Similarly, it may produce an answer, when there is no solution. Say:

?- [X,Y,Z] ins 1..sup, N #>2, X^N+Y^N#=Z^N.
   clpz:(_A+_B#=_C), clpz:(Z^N#=_C), clpz:(X^N#=_A), clpz:(Y^N#=_B), clpz:(_A in 1..sup), clpz:(_B in 1..sup), clpz:(Z in 1..sup), clpz:(_C in 2..sup), clpz:(X in 1..sup), clpz:(N in 3..sup), clpz:(Y in 1..sup).

And, CLP(Z) is throwing instantiation errors even when it could do better:

?- X #> 0, labeling([],[X]).
caught: error(instantiation_error,instantiation_error(unknown(from_to(n(1),sup)),1))
?- X in 1..Y.
caught: error(instantiation_error,instantiation_error(unknown(1.._1287335),1))

The first to guarantee termination of labeling/2, the second for consistency and conformity: CLP(Z) is a valid extension of ISO Prolog.

Now I don't know. What is your goal?

Foremostly, to get correct solutions for pure programs (when there is no error, no conditional answer or floundering, no unproductive non-termination). So we can exploit properties of programs directly without any complex analysis. That's why errors are so important. From this on, Scryer is here on a very promising track.

[panasenco]

CLP(Z) may produce an answer, when there is no solution

The answer that CLP(Z) returns - a definition of an empty set - is a logically and mathematically valid solution to the posed query.

But anyway, I completely concede that I was using CLP(Z) as a crutch because I did not know how to deal with termination and instantiation issues. Now that I understand the difference between logic and control, and that instantiation checks should be done in such a way as to not impact the logic, I'm perfectly comfortable with instantiation errors, and recognize their value.

[triska]

Regarding the representation: The representation is a list in both cases, i.e., a clean representation in both versions.

The difference between the two versions of the snippet only affects argument indexing: In the initial version, the principal functor of the first argument in both DCG rules was '.'/2, whereas in the version I posted, the two rules can be symbolically distinguished by the principal functor of their first argument: [] and '.'/2, respectively.

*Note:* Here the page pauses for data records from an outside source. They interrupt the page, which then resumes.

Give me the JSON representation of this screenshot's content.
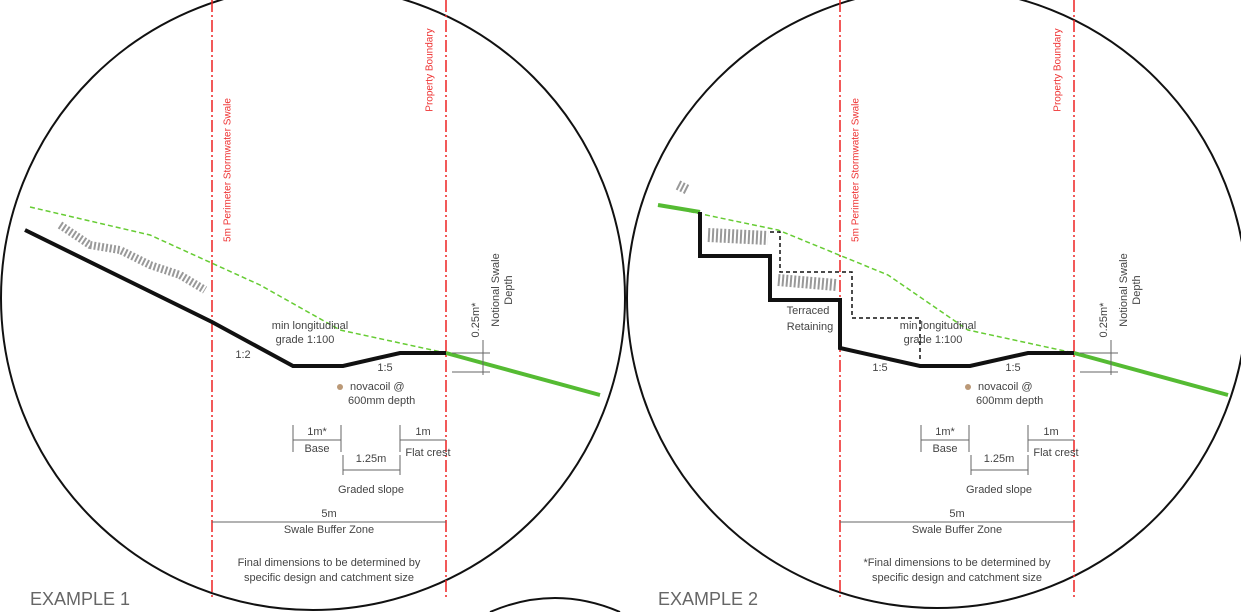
{
  "examples": [
    {
      "title": "EXAMPLE 1",
      "swale_label": "5m Perimeter Stormwater Swale",
      "boundary_label": "Property Boundary",
      "grade_line1": "min longitudinal",
      "grade_line2": "grade 1:100",
      "slope_left": "1:2",
      "slope_right": "1:5",
      "novacoil_line1": "novacoil @",
      "novacoil_line2": "600mm depth",
      "depth_value": "0.25m*",
      "depth_label_line1": "Notional Swale",
      "depth_label_line2": "Depth",
      "base_value": "1m*",
      "base_label": "Base",
      "slope_value": "1.25m",
      "slope_label": "Graded slope",
      "crest_value": "1m",
      "crest_label": "Flat crest",
      "buffer_value": "5m",
      "buffer_label": "Swale Buffer Zone",
      "note_line1": "Final dimensions to be determined by",
      "note_line2": "specific design and catchment size"
    },
    {
      "title": "EXAMPLE 2",
      "swale_label": "5m Perimeter Stormwater Swale",
      "boundary_label": "Property Boundary",
      "grade_line1": "min longitudinal",
      "grade_line2": "grade 1:100",
      "slope_left": "1:5",
      "slope_right": "1:5",
      "novacoil_line1": "novacoil @",
      "novacoil_line2": "600mm depth",
      "depth_value": "0.25m*",
      "depth_label_line1": "Notional Swale",
      "depth_label_line2": "Depth",
      "base_value": "1m*",
      "base_label": "Base",
      "slope_value": "1.25m",
      "slope_label": "Graded slope",
      "crest_value": "1m",
      "crest_label": "Flat crest",
      "buffer_value": "5m",
      "buffer_label": "Swale Buffer Zone",
      "note_line1": "*Final dimensions to be determined by",
      "note_line2": "specific design and catchment size",
      "terraced_line1": "Terraced",
      "terraced_line2": "Retaining"
    }
  ]
}
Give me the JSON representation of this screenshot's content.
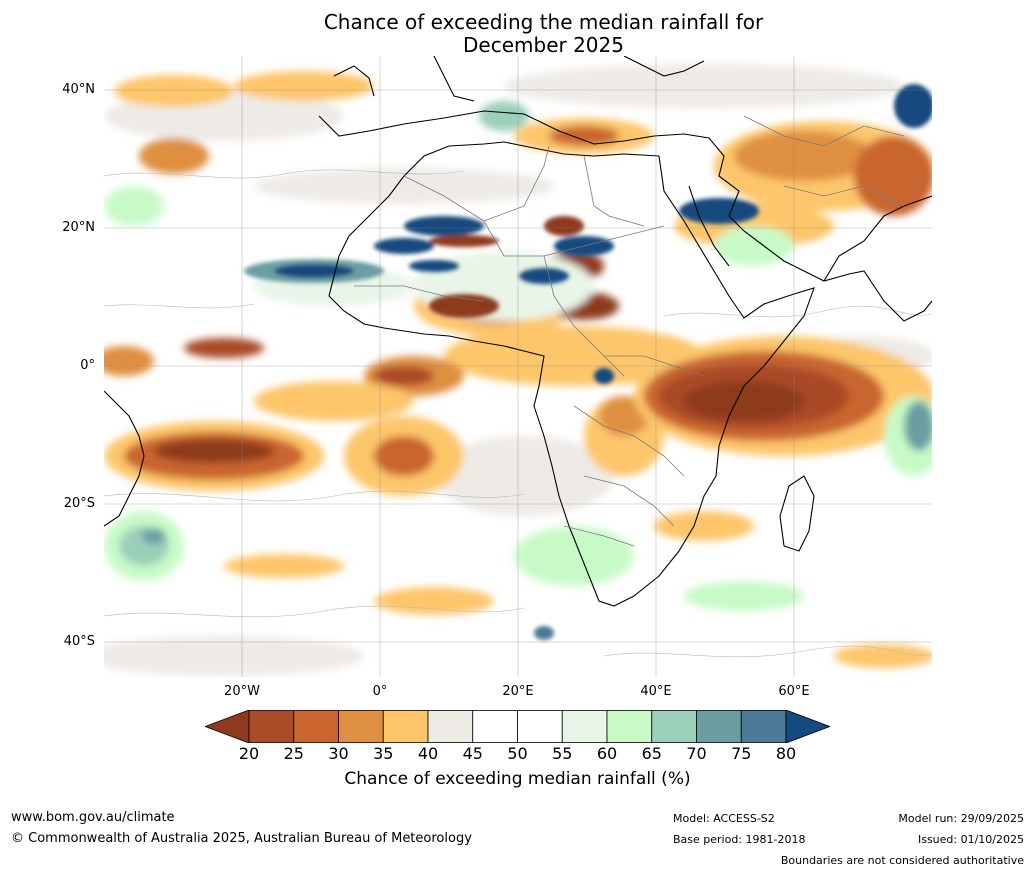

For this reason, the version I posted succeeds deterministically if the first argument is a list, whereas the initial version succeeds and leaves a choice-point. It is good practice to rely on argument indexing to prevent the creation of choice-points if possible.

We can tell whether Scryer Prolog succeeds deterministically by observing the toplevel answer. For instance, with the definition:

l([]) --> [].
l([L|Ls]) --> [L], l(Ls).

we get:

?- phrase(l("abc"), Ls).
   Ls = "abc".

i.e., deterministic success.

If we see no ".", as in:

?- phrase(l("abc"), Ls) ; false.
   Ls = "abc"

then a choice-point is still left. We need to ask for additional solutions, and only then do we get the information that no further solution exists:

?- phrase(l("abc"), Ls) ; false.
   Ls = "abc"
;  false.

Using a lagged argument, we allow argument indexing to automatically distinguish between the two possible rules based on the first argument: Either no element remains (the atom []), or at least one element remains ([_|_], i.e., a term with principal functor '.'/2).